反対側の耳掻きを始めて数分。
シュラ様はジッと押し黙っていた。
耳掻きの最中だからという事もあるだろうけれど、それにしても大人し過ぎるような気がする。


やっぱり、怒ったのかな?
怒るまではいかなくても、不機嫌にはなるだろう。
あんな風に良い雰囲気になったところまでいっておいて、結局は寸止めされた形になったのだから。
しかも、彼の行為を煽ったのは明らかに私の方なのだし……。


「あの……、シュラ様。耳掻き終わりましたけど……。」
「……ん? あぁ、そうか。」


恐る恐る声を掛けた私に対して、返ってきた彼の声は寝惚け声。
なんだ、怒ってた訳じゃなくて、眠っていたから大人しかったのね。


「凄く気持ち良くて、思わず寝てしまった。」
「そうですか。良かった……。」
「ん?」
「あ、いえ。その、シュラ様がご機嫌斜めになってしまったかと思ったものですから……。」


私の言葉を聞いて、シュラ様は小さな溜息を吐いた。
次いで、おもむろに身体を起こした。
彼の重たい頭がなくなり、膝の上が軽くなった反面、その頭の温もりが無くなってしまった事に寂しさも感じる。

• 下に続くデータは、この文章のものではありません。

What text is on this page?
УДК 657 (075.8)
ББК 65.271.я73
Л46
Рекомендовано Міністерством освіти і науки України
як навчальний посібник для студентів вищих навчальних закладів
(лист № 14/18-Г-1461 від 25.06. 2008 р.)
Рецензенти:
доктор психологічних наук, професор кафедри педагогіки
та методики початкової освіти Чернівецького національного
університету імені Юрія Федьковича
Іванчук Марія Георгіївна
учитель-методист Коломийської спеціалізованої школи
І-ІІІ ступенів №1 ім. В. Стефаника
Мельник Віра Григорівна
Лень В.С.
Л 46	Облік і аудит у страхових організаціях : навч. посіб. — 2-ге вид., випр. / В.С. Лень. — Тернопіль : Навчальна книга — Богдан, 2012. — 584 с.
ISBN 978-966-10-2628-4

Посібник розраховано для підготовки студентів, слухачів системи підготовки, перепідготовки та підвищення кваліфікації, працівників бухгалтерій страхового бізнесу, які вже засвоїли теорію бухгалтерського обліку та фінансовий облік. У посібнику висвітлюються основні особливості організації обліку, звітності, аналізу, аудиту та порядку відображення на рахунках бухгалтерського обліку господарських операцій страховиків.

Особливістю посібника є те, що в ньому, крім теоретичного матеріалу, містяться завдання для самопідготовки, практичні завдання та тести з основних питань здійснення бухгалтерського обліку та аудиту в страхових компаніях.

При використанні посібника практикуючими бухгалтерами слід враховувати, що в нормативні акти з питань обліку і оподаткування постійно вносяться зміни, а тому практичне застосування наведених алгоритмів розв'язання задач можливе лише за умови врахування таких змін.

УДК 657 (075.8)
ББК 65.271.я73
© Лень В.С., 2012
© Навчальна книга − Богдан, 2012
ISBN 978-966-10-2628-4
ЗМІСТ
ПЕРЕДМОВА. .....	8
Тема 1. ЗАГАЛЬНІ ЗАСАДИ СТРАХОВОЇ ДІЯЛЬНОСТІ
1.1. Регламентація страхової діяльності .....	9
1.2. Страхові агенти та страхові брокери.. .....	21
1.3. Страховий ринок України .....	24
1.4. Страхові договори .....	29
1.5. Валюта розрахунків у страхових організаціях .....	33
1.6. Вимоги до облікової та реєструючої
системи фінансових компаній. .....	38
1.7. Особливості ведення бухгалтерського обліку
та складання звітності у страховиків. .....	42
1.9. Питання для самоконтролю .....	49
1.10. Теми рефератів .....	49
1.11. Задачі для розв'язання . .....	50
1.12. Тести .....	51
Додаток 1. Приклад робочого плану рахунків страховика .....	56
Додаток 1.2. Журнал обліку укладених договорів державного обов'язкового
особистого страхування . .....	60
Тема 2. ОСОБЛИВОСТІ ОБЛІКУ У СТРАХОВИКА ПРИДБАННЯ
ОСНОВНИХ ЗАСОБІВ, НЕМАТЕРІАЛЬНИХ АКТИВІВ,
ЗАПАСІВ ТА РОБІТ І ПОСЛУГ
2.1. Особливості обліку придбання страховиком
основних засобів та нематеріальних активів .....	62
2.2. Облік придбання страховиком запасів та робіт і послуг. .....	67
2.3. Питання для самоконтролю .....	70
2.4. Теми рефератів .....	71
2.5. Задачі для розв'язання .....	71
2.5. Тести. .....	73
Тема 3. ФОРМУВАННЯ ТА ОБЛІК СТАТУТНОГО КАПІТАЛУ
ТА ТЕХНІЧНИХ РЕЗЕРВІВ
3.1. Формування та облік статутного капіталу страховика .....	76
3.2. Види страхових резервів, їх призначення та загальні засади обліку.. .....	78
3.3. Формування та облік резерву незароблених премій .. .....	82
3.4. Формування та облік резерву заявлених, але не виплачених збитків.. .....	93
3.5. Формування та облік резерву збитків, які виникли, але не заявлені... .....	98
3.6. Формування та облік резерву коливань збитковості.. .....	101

「何故、俺が不機嫌になるんだ? アンヌの気持ちが整うまで手を出さんと決めたのは、俺自身だ。だったら、お前に対して怒る理由など全くない。違うか?」


それは確かにそうですが。
だからと言って、あんな状態までなって寸止めされたとあっては、怒りで不機嫌になってもおかしくない。


「……アンヌ。」
「は、はい。」
「ココに横になれ。」
「え、ココって……。」


少々、呆れた口調で私の名を呼ぶと、シュラ様は自分の膝の上をポンポンと叩いてみせた。
それは、彼の横、ソファーの空いた場所に座れと合図する時と、全く同じように。


「あの、それって、もしかして……。」
「いつも俺ばかりやってもらっては申し訳ないからな。」
「いえ、でも……。」
「心地良いぞ。人に耳掻きをしてもらうのは。」


そう言って、私の肩を抱き寄せた彼は、そのまま強制的に私の身体を倒した。
今、私の頭はシュラ様の膝の上にある。
い、幾らなんでも、これはちょっと……。
いつもとは別の緊張感が襲い、全身から冷や汗が流れ出た。


「どうだ、俺の膝の上は?」
「どうと聞かれましても……。あの、かなり硬い、です。」
「そうだろう、女のお前と違うからな。それに殆どが筋肉だ。」


分かっているなら、せめてクッションを!
シュラ様の腿に頭を預けているというだけでも、鼓動が三割り増しに早くなってるんですから!


彼がテーブルの上に乗っていた耳掻きを手に取ったのを見て、私はギュッと目を閉じた。
そして、これから起こるだろう恐怖の瞬間に、身体を固く竦ませていた。